La vida lo vio durante sus primeros 18 años en Médanos. Allí nació y se crió, pero su destino estaba marcado aquí.

La CAP y su historia de amor con Ester Ripari, quien fue su compañera por más de medio siglo, lo transformarían en un cerrense más.

Supo repartir horas entre la fábrica y sus cinco hijos; supo estar al lado de sus compañeros del frigorífico a través del Sindicato de la Carne y brindó gran parte de su tiempo también al Centro de Jubilados y Pensionados.

Si bien hoy Ester no está, los 14 nietos y uno más en camino llenan sus noches, cada sueño de este hombre laburador y netamente identificado con el pueblo.

Y el viernes último, cuando el silencio se apoderaba de la tarde, el grupo que homenajea a la gente de Cerri en cuarentena, se acercó hasta Rodríguez Peña y Saavedra para festejar con globos, canciones y guitarra los 78 de Hugo.

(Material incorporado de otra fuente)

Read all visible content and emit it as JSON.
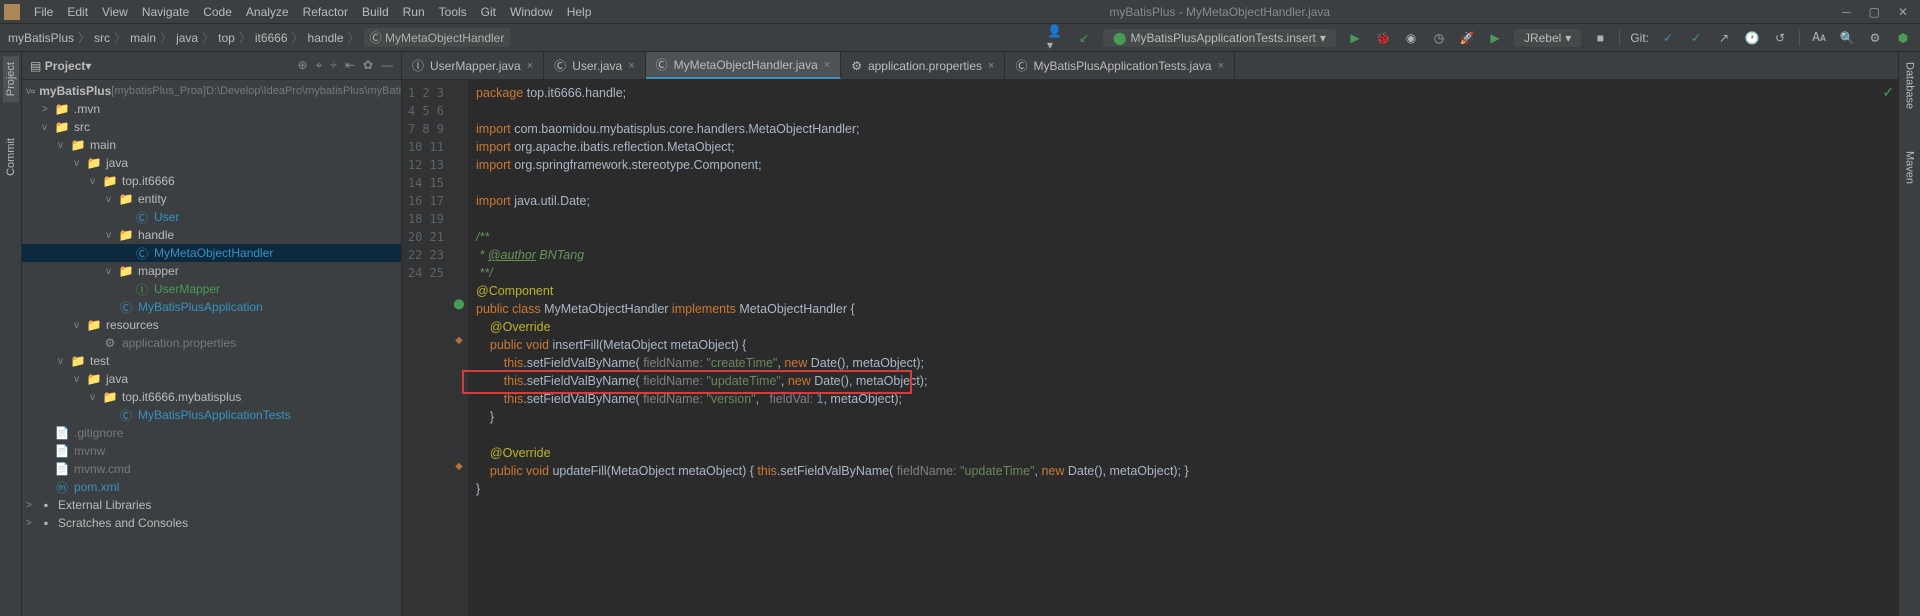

Leonardo, golpeó esa puerta en nombre de sus hermanos (los de sangre: Marcela, Silvina y Pablo; de corazón: Javier) y el cumpleaños feliz tuvo un eco a distancia de Matías, María Paz, Carla, Facundo, Sofía, Camila, Ana, Paulo, Ramiro, Guada, Victoria, Franco, Tomás y Giuliano.

Un cumpleaños más y un justo homenaje para un hombre de bien que puede mirar con plena satisfacción el camino desandado para continuar caminando al lado de sus seres más queridos.